Samus' New Psychic Abilities in Metroid Prime 4 Adds Fresh Gameplay
by Reuben Baron,
I already got to try out the first 15 minutes of Metroid Prime 4: Beyond at the Nintendo Holiday Showcase in September and liked what I saw. Now I've had the chance to play an additional hour of the long-awaited first-person adventure game, and the more I get to play of this, the longer the wait feels for its December 4 release on the Switch and Switch 2.
Nintendo's preview event was split into three parts. First up was the same demo of the game's opening I'd played before, though this time it was playable in handheld mode, and seeing just how crisp the graphics look on the Switch 2's handheld screen is the most persuasive case yet in favor of finally upgrading to the new console. The second section of the preview remains embargoed - nothing playable, but a presentation of cutscenes and plot elements to best situate us for the third and final part of the preview.

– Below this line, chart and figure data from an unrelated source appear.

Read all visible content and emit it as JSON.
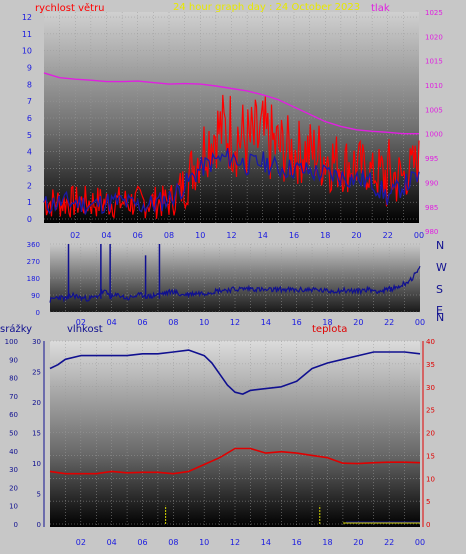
{
  "header": {
    "left_label": "rychlost větru",
    "title": "24 hour graph day : 24 October 2023",
    "right_label": "tlak"
  },
  "colors": {
    "frame": "#c7c7c7",
    "wind": "#ff0000",
    "wind_avg": "#1a1aa8",
    "pressure": "#e020e0",
    "direction": "#101090",
    "humidity": "#101090",
    "temperature": "#e00000",
    "rain": "#d8d800",
    "title": "#e8e800",
    "axis_left": "#1a1ae0",
    "axis_right": "#e020e0"
  },
  "chart_data": [
    {
      "type": "line",
      "title": "24 hour graph day : 24 October 2023",
      "x_ticks": [
        "02",
        "04",
        "06",
        "08",
        "10",
        "12",
        "14",
        "16",
        "18",
        "20",
        "22",
        "00"
      ],
      "x_range": [
        0,
        24
      ],
      "left_axis": {
        "label": "rychlost větru",
        "ticks": [
          "0",
          "1",
          "2",
          "3",
          "4",
          "5",
          "6",
          "7",
          "8",
          "9",
          "10",
          "11",
          "12"
        ],
        "range": [
          0,
          12.3
        ]
      },
      "right_axis": {
        "label": "tlak",
        "ticks": [
          "980",
          "985",
          "990",
          "995",
          "1000",
          "1005",
          "1010",
          "1015",
          "1020",
          "1025"
        ],
        "range": [
          979,
          1025
        ]
      },
      "series": [
        {
          "name": "rychlost větru",
          "axis": "left",
          "x": [
            0,
            1,
            2,
            3,
            4,
            5,
            6,
            7,
            8,
            9,
            10,
            11,
            12,
            13,
            14,
            15,
            16,
            17,
            18,
            19,
            20,
            21,
            22,
            23,
            24
          ],
          "min": [
            0,
            0,
            0,
            0,
            0,
            0,
            0,
            0,
            0,
            0.5,
            2,
            3,
            2.5,
            2,
            2,
            2,
            2,
            2,
            1.5,
            1.5,
            1.5,
            1.5,
            0,
            1,
            2
          ],
          "max": [
            2,
            2,
            2,
            2,
            2,
            2,
            2,
            2,
            2,
            3.5,
            6,
            7.5,
            8,
            7,
            7.5,
            6.5,
            6,
            6,
            6,
            5,
            5,
            4,
            5,
            4,
            5
          ]
        },
        {
          "axis": "left",
          "x": [
            0,
            1,
            2,
            3,
            4,
            5,
            6,
            7,
            8,
            9,
            10,
            11,
            12,
            13,
            14,
            15,
            16,
            17,
            18,
            19,
            20,
            21,
            22,
            23,
            24
          ],
          "y": [
            0.8,
            1,
            1,
            0.8,
            1,
            1,
            0.8,
            0.9,
            1.2,
            2,
            3,
            3.5,
            3.7,
            3.2,
            3.4,
            3,
            3,
            2.8,
            2.7,
            2.5,
            2.4,
            2.2,
            1.3,
            2,
            2.5
          ]
        },
        {
          "name": "tlak",
          "axis": "right",
          "x": [
            0,
            1,
            2,
            3,
            4,
            5,
            6,
            7,
            8,
            9,
            10,
            11,
            12,
            13,
            14,
            15,
            16,
            17,
            18,
            19,
            20,
            21,
            22,
            23,
            24
          ],
          "y": [
            1012.5,
            1011.5,
            1011.2,
            1011,
            1010.7,
            1010.7,
            1010.8,
            1010.5,
            1010.2,
            1010.3,
            1010.2,
            1009.8,
            1009.3,
            1008.8,
            1008,
            1007,
            1005.5,
            1004,
            1002.5,
            1001.5,
            1000.8,
            1000.5,
            1000.3,
            1000,
            1000
          ]
        }
      ]
    },
    {
      "type": "line",
      "x_ticks": [
        "02",
        "04",
        "06",
        "08",
        "10",
        "12",
        "14",
        "16",
        "18",
        "20",
        "22",
        "00"
      ],
      "x_range": [
        0,
        24
      ],
      "left_axis": {
        "ticks": [
          "0",
          "90",
          "180",
          "270",
          "360"
        ],
        "range": [
          0,
          360
        ]
      },
      "right_axis": {
        "labels": [
          "N",
          "W",
          "S",
          "E",
          "N"
        ]
      },
      "series": [
        {
          "axis": "left",
          "x": [
            0,
            0.5,
            1,
            1.5,
            2,
            2.5,
            3,
            3.5,
            4,
            4.5,
            5,
            5.5,
            6,
            6.5,
            7,
            7.5,
            8,
            8.5,
            9,
            9.5,
            10,
            11,
            12,
            13,
            14,
            15,
            16,
            17,
            18,
            19,
            20,
            20.5,
            21,
            21.5,
            22,
            22.5,
            23,
            23.5,
            24
          ],
          "y": [
            60,
            80,
            70,
            90,
            75,
            70,
            80,
            110,
            80,
            90,
            70,
            85,
            90,
            80,
            95,
            100,
            110,
            90,
            95,
            100,
            100,
            115,
            120,
            125,
            115,
            120,
            115,
            120,
            110,
            115,
            110,
            120,
            115,
            110,
            120,
            130,
            150,
            180,
            230
          ]
        }
      ]
    },
    {
      "type": "line",
      "x_ticks": [
        "02",
        "04",
        "06",
        "08",
        "10",
        "12",
        "14",
        "16",
        "18",
        "20",
        "22",
        "00"
      ],
      "x_range": [
        0,
        24
      ],
      "axes": {
        "srazky": {
          "label": "srážky",
          "ticks": [
            "0",
            "10",
            "20",
            "30",
            "40",
            "50",
            "60",
            "70",
            "80",
            "90",
            "100"
          ],
          "range": [
            0,
            100
          ]
        },
        "vlhkost": {
          "label": "vlhkost",
          "ticks": [
            "0",
            "5",
            "10",
            "15",
            "20",
            "25",
            "30"
          ],
          "range": [
            0,
            30
          ]
        },
        "teplota": {
          "label": "teplota",
          "ticks": [
            "0",
            "5",
            "10",
            "15",
            "20",
            "25",
            "30",
            "35",
            "40"
          ],
          "range": [
            0,
            40
          ]
        }
      },
      "series": [
        {
          "name": "vlhkost",
          "axis": "srazky",
          "x": [
            0,
            0.5,
            1,
            2,
            3,
            4,
            5,
            6,
            7,
            8,
            9,
            10,
            10.5,
            11,
            11.5,
            12,
            12.5,
            13,
            14,
            15,
            16,
            17,
            18,
            19,
            20,
            21,
            22,
            23,
            24
          ],
          "y": [
            85,
            87,
            90,
            92,
            92,
            92,
            92,
            93,
            93,
            94,
            95,
            92,
            88,
            82,
            76,
            72,
            71,
            73,
            74,
            75,
            78,
            85,
            88,
            90,
            92,
            94,
            94,
            94,
            93
          ]
        },
        {
          "name": "teplota",
          "axis": "teplota",
          "x": [
            0,
            1,
            2,
            3,
            4,
            5,
            6,
            7,
            8,
            9,
            10,
            11,
            12,
            13,
            14,
            15,
            16,
            17,
            18,
            19,
            20,
            21,
            22,
            23,
            24
          ],
          "y": [
            11.5,
            11,
            11,
            11,
            11.5,
            11.2,
            11.3,
            11.3,
            11,
            11.5,
            13,
            14.5,
            16.5,
            16.5,
            15.5,
            15.8,
            15.5,
            15,
            14.5,
            13.3,
            13.2,
            13.4,
            13.5,
            13.5,
            13.4
          ]
        },
        {
          "name": "srážky",
          "axis": "srazky",
          "x": [
            7.5,
            17.5
          ],
          "y": [
            10,
            10
          ]
        }
      ]
    }
  ]
}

At last, we get to the new stuff I can actually talk about: an hour of gameplay in the forest world of Fury Green. As usual in Metroid games, Samus loses most of her weaponry early in the game. What's new here is that instead of just retrieving her old weapons, Samus gains new psychic abilities that work just differently enough to create fresh gameplay possibilities. For example, instead of regaining the old Morph Ball Bomb, she now gets Psychic Bombs that she still places in Morph Ball mode, but can then move psychically to different locations inaccessible to the Morph Ball.
The game's puzzles are intuitively designed, sometimes almost too much so — at one point, I encountered such a clear opportunity to use one of the psychic abilities that I got ahead of myself, not realizing the puzzle that would use such abilities hadn't yet been activated. In classic Metroid style, some puzzles will be unsolvable until you get a new ability and can backtrack to do what you couldn't before. The creature designs are all excellent, with a plant-like monster that attacks with vines and thorns, making for an exciting boss battle.

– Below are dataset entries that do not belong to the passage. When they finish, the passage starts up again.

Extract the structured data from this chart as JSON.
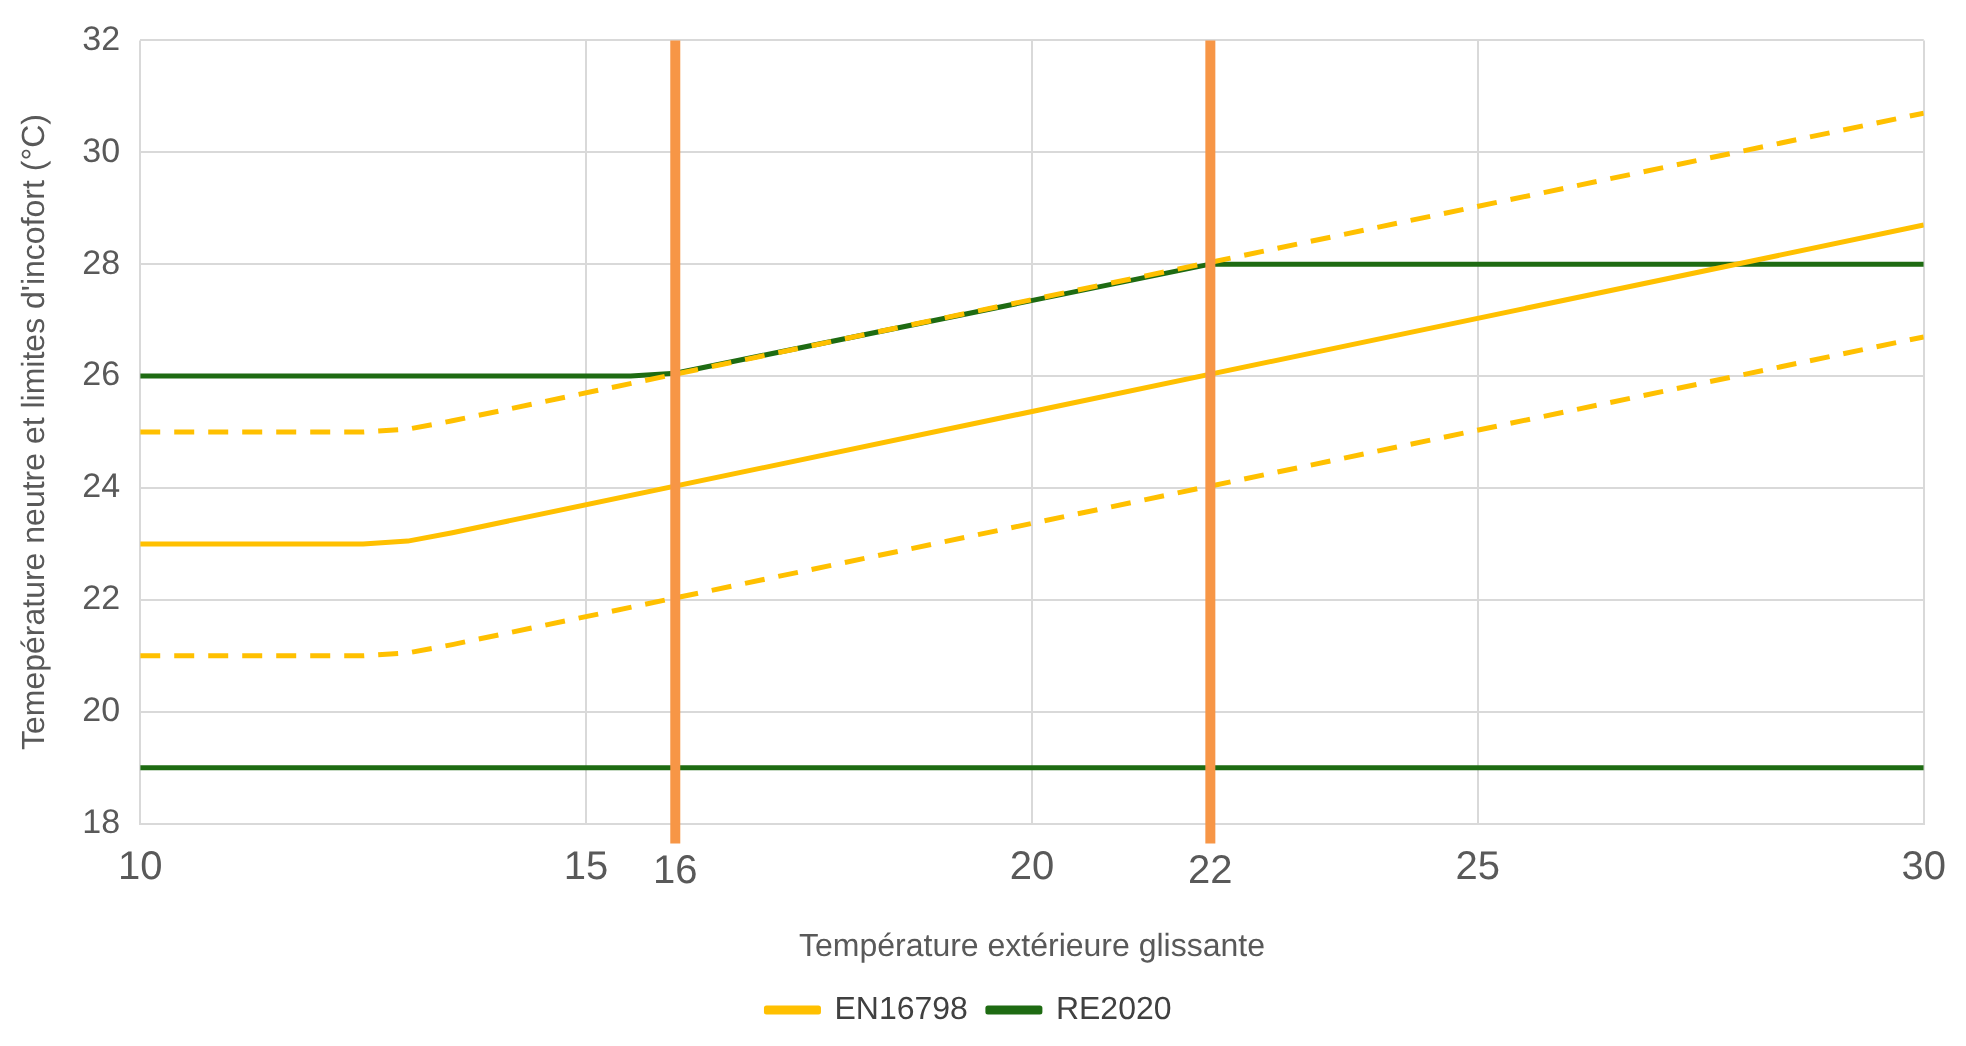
{
  "chart_data": {
    "type": "line",
    "xlabel": "Température extérieure glissante",
    "ylabel": "Temepérature neutre et limites d'incofort (°C)",
    "xlim": [
      10,
      30
    ],
    "xticks": [
      10,
      15,
      20,
      25,
      30
    ],
    "ylim": [
      18,
      32
    ],
    "yticks": [
      18,
      20,
      22,
      24,
      26,
      28,
      30,
      32
    ],
    "grid": true,
    "legend": "bottom",
    "marker": "none",
    "series": [
      {
        "name": "EN16798",
        "color": "#ffc000",
        "x": [
          10,
          12.5,
          13,
          13.5,
          30
        ],
        "values": [
          23,
          23,
          23.05,
          23.2,
          28.7
        ],
        "line_style": "solid"
      },
      {
        "color": "#ffc000",
        "x": [
          10,
          12.5,
          13,
          13.5,
          30
        ],
        "values": [
          25,
          25,
          25.05,
          25.2,
          30.7
        ],
        "line_style": "dashed"
      },
      {
        "color": "#ffc000",
        "x": [
          10,
          12.5,
          13,
          13.5,
          30
        ],
        "values": [
          21,
          21,
          21.05,
          21.2,
          26.7
        ],
        "line_style": "dashed"
      },
      {
        "name": "RE2020",
        "color": "#1e6b12",
        "x": [
          10,
          15.5,
          16,
          22,
          30
        ],
        "values": [
          26,
          26,
          26.05,
          28,
          28
        ],
        "line_style": "solid"
      },
      {
        "color": "#1e6b12",
        "x": [
          10,
          30
        ],
        "values": [
          19,
          19
        ],
        "line_style": "solid"
      }
    ],
    "ref_lines": [
      {
        "axis": "x",
        "value": 16,
        "label": "16",
        "color": "#f79646"
      },
      {
        "axis": "x",
        "value": 22,
        "label": "22",
        "color": "#f79646"
      }
    ]
  }
}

Samus isn't working completely on her own in Fury Green. Partway through the demo, she picks up a distress signal from another Federation soldier. After rescuing him, he accompanies her in her exploration, firing additional shots while still needing a good deal of protection when swarms of monsters attack. The one thing I didn't really vibe with in this demo is the sight of this other character with his mask down. I'm so used to humans in Metroid games being depicted with shiny anime graphics that seeing realistic skin textures here just a bit Uncanny Valley. I already fear the Discourse that will occur if we ever see Samus unmasked in this style.

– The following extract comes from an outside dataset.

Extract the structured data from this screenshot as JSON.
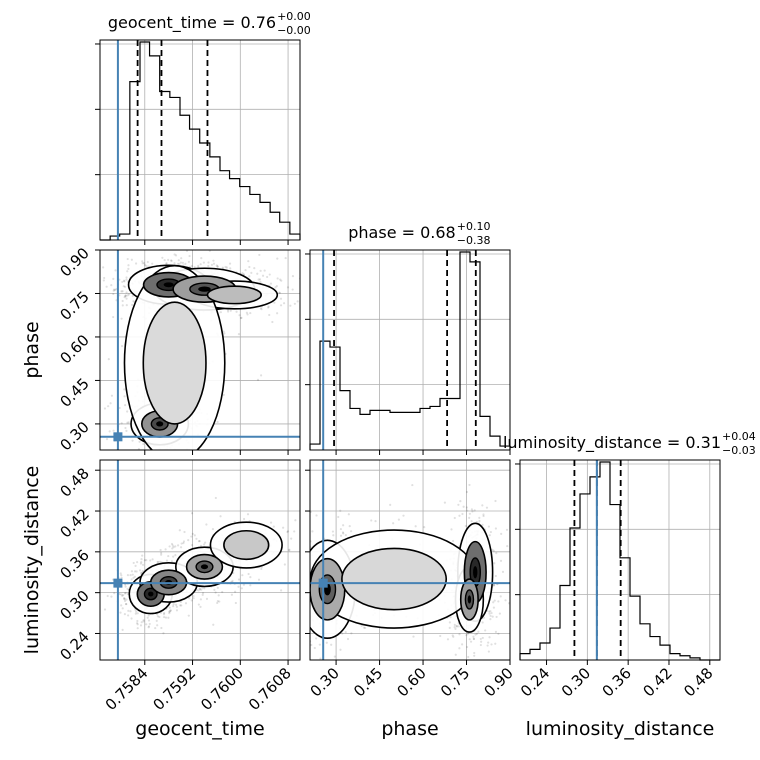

Despite featuring so heavily in the game's marketing (including as the big photo op at this event's exit), we still haven't had a chance to demo any use of Samus' new motorcycle, Vi-0-La. I wish I could have found out more about that — or that I could tell you about some of the embargoed plot details, for that matter — but all the more to look forward to in the final game. We've waited 18 years for a new Metroid Prime game; now it's only a few more weeks. The mix of old and new in the gameplay and the striking visual presentation here seems to be exactly what fans have been waiting for.